Le scénario est accompli, il nous est offert.
On est venu pour chercher, comprendre, percer l’énigme, sentir se mouvoir de l’intérieur les fureurs, les angoisses, les attentes, les silences, les questions… parfois des réponses. Les accueillir de plein fouet, face sans masque.
Et que la musique soit bonne, rythmes, envolées, mouvements, colorés par un compositeur habile, choisis par un réalisateur sensible.
Ou alors, qu’il n’y ait pas de musique, le récit en aura plus de force, de poids, de sens peut être.
Le spectacle nous parle, nous le savons dès les premières minutes, quand, immédiatement, les personnages jouent réels, que rien autour ne les dépasse, qu’eux ne dérangent rien autour, qu’ils font partie de ce tout, qu’ils nous harmonisent, nous dédicacent notre fiche d’identité.
Les erreurs ne sont pas admises, nous sommes critiques, c’est notre devoir.
La partie créée de toute pièce peut être fausse et nous le savons.

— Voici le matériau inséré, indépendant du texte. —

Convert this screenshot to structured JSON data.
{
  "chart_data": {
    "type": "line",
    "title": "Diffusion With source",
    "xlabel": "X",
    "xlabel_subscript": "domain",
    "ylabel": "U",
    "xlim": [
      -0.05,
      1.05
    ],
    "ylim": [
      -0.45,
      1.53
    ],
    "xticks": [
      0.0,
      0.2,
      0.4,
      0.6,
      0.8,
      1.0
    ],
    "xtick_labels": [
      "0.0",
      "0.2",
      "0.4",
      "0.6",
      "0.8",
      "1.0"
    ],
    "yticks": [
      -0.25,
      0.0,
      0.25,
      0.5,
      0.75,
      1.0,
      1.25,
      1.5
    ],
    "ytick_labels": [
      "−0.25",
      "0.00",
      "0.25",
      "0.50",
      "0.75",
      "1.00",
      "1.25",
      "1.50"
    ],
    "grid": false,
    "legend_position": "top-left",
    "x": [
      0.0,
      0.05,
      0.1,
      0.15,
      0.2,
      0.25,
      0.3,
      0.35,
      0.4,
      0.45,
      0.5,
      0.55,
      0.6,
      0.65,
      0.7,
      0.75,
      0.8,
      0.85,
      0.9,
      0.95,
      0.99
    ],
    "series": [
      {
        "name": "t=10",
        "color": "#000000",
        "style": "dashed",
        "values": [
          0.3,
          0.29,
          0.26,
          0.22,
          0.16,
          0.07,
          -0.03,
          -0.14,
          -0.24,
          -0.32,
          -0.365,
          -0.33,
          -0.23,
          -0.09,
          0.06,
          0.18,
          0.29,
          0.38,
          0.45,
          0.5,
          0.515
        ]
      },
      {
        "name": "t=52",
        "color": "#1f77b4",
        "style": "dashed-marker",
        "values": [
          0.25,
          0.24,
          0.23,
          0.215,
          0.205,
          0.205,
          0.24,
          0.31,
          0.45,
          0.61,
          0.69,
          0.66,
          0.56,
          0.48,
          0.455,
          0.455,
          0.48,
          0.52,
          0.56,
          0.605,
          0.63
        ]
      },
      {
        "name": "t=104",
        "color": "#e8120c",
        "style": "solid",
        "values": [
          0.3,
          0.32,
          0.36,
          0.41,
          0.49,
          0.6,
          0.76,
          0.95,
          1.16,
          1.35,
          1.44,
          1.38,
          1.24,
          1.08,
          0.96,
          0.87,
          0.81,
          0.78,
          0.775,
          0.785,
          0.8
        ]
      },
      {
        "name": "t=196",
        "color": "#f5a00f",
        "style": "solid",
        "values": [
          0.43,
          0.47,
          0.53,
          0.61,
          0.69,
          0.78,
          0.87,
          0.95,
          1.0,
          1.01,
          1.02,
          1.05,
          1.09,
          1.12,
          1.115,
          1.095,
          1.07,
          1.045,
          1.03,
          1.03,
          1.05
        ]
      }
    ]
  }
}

Si le spectacle est artificiel, nous en souffrons, nous quittons la salle. Un sursaut de politesse nous empêche de crier notre désaccord.
Nous nous levons en masquant l’écran le temps de nous faufiler dans la rangée, de pousser la porte battante.
Nous cillons dans la lumière aveuglante.
Dehors, rien n’a changé et tout est différent.